Lad culture is disappearing, says uni professor
Presumably you agree
It’s the scourge of 21st century Britain, the male way of life that revolves around a “holy trinity of drinking, football and fucking”.
But according to a new study of spoken English, Lad Culture is on the way out and respect for women is in.
According to the Spoken British National Corpus 2014 study, it is becoming less common to use physical descriptions to refer to women.
The survey found phrases such as “sexy woman”, “pretty woman”, “blonde woman” and “daft woman” have gradually disappeared since the 1990s.
Tony McEnery, a Lancaster Uni professor who led the research, said the findings show “negative descriptions of women have fallen away since the early 1990s”.
He said: “Women are being described more in their own right and less in terms of their appearance.

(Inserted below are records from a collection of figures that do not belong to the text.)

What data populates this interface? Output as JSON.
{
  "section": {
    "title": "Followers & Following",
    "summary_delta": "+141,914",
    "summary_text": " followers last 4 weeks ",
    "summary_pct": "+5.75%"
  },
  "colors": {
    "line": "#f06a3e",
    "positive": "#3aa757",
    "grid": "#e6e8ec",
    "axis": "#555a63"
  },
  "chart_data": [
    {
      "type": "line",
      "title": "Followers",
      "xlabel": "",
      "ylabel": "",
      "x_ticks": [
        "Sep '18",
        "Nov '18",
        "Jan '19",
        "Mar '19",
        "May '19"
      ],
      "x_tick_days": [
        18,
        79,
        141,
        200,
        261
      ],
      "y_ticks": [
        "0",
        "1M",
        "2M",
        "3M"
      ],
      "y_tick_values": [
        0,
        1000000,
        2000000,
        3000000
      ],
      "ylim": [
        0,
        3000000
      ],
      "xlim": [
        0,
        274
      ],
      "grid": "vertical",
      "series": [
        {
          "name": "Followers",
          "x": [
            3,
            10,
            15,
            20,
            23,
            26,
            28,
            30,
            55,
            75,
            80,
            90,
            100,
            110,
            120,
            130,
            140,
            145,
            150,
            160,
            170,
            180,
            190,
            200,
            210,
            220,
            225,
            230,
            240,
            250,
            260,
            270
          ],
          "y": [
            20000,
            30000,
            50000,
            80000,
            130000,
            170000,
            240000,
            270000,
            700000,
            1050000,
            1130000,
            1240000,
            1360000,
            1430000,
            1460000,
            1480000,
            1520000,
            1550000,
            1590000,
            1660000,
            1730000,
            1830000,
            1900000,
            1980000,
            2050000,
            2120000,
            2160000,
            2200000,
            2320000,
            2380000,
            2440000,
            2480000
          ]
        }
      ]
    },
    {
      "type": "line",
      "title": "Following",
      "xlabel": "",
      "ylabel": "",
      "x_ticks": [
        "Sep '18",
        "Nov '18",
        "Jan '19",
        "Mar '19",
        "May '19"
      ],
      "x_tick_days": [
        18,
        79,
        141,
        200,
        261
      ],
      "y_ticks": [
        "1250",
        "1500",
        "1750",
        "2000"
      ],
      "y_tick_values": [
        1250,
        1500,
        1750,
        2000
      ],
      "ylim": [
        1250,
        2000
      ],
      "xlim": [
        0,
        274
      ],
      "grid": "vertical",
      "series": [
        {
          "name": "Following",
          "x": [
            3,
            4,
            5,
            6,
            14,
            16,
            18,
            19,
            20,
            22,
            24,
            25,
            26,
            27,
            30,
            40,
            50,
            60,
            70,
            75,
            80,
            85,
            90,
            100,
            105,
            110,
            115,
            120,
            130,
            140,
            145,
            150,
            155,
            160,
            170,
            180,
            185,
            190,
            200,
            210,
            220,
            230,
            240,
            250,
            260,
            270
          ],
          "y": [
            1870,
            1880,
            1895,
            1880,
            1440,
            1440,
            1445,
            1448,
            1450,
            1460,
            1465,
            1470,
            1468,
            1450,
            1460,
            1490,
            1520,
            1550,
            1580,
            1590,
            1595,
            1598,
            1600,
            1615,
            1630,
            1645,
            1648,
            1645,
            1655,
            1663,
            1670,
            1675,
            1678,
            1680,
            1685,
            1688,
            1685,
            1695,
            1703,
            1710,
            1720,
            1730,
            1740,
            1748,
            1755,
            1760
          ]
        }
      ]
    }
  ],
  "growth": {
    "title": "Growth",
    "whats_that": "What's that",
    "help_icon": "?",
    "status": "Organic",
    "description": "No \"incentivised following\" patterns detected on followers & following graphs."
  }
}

The word ‘sexy’ [which was in the top 20 terms linked to women in the 1990s] has disappeared in normal usage and the association between ‘naked’ and ‘woman’ has gone down.
“Now we only rarely hear a woman being described in terms of her hair — blonde, brunette, redhead and so on — and there are fewer negative descriptions such as ‘devil’, ‘strange’, ‘daft’, ‘conceited’ and ‘damned’. New ways of describing women appeared in the study, including ‘international’, ‘gypsy’ and ‘Italian’.
“In a sign of how far attitudes have shifted, the term ‘girly girl’ has evolved to refer to women, like the actresses on Channel 4’s soap opera Hollyoaks, who deliberately conform to the old stereotype.
“In the past, women who had long hair, wore skirts and had manicured fingernails did not need to be given a special description because even if some were not that way, they were expected to be that way.
“Because the word ‘girls’ no longer means what it used to mean, people are reaching for the old archetype — and they are the ‘girly girls’.”
And the survey found that boys are being generally referred to more negatively, with an increase in words like “bad”, “silly”, “naughty”, “rude” and “lazy” to describe your behaviour.
Men today are described more in terms of their job than they were in the 1990s with a rise in descriptions including “City”, “business”, “working” and “rich”.